Son honors legacy of Twin Cities artist who survived the Holocaust in new exhibit
The Nazis and their collaborators did much more than just murder 6 million Jews; they killed their talents, their dreams and their futures, too.
The lives of the survivors, then, are an eternal victory — even if they couldn't defeat time.
"With my mom, there's a triumph," said Daniel Smith, whose mother, Lucy Kreisler Smith, died in 2022. "I'm still learning."
The triumph, as Smith puts it, is now on display at a special art gallery at 550 Vandalia Street in St. Paul, featuring hundreds of his mother's sketches, drawings, paintings and tapestries.
Most works are untitled and undated, but Smith said he drew on some common themes when setting up the exhibition.
"The effect of the Holocaust, the dreams, the nightmares, things in the back of her mind — I see those here," he said. "I'm not an art expert, but her use of color is really outstanding and interesting. Some of them you can see the thicker dollops of paint and she was going for texture."
The show is free and open daily, from 3 p.m. to 7:30 p.m., through April 26.

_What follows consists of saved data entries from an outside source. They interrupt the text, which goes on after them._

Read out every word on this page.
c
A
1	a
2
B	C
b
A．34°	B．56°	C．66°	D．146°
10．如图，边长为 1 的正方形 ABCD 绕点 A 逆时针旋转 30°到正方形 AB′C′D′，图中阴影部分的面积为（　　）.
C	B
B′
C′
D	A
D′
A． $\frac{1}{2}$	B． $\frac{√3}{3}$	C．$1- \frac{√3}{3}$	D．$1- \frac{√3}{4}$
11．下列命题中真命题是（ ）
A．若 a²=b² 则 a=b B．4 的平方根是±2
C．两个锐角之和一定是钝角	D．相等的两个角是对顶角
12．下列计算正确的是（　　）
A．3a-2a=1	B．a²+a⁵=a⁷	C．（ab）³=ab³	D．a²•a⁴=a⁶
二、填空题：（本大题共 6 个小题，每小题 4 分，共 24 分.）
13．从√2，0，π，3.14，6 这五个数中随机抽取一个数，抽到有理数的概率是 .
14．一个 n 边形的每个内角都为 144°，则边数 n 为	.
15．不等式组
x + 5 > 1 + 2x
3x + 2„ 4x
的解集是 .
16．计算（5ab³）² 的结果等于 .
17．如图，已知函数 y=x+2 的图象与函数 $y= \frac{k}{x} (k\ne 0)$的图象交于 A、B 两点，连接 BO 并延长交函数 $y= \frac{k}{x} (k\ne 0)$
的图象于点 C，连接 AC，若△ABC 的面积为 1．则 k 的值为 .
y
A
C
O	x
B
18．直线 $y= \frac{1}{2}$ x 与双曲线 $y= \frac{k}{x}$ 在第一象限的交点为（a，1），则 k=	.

Kreisler Smith, whose given name was Lilka, was born in Poland in 1933, and was sent with her family to the Kraków Ghetto in 1939. While most of her relatives were sent to Nazi death camps like Treblinka, Kreisler Smith's father obtained counterfeit baptism papers for Smith and her mother, enabling them to escape and pose as a Catholic family.
According to Smith, Kreisler Smith and her mother remained in Poland until after the war and would need their survival instincts again living through Communism.
Kreisler Smith would move to Paris, meet and marry an American man and then follow him to the United States. The marriage didn't work out, but the Smiths would eventually settle in St. Paul in the 1970s.
Kreisler Smith's first person testimonies are recorded at the University of Minnesota and the United States Holocaust Memorial Museum in Washington, D.C.
The U's Center of Holocaust and Genocide Studies, moreover, has a collection of first-person accounts of survivors who lived in the Twin Cities, including Herbert Fantle, Victor Vital and Dora Zaidenweber, among others. They've all passed in recent years.
Rise in Antisemitism, Decline in Holocaust Literacy
Those lessons are perhaps needed now more than ever, too, as recent surveys show an increasing number of younger Americans who are either uninformed or indifferent to the facts of history.
A 2020 survey of 11,000 U.S. Millennials and Generation Z'ers found 63% of respondents were unaware that 6 million Jews were killed by the Nazis and collaborators. The survey also showed 48% of national respondents couldn't name a single ghetto or concentration camp, including Warsaw or Auschwitz.
The Pew Research Center also conducted a survey where 43 of respondents were unaware that Hitler was democratically elected.
Reported attacks against Jews in America were already rising in recent years, but they've since soared — especially on college campuses — after Hamas' brutal October 7, 2023, terrorist attacks in Israel, according to the Anti-Defamation League.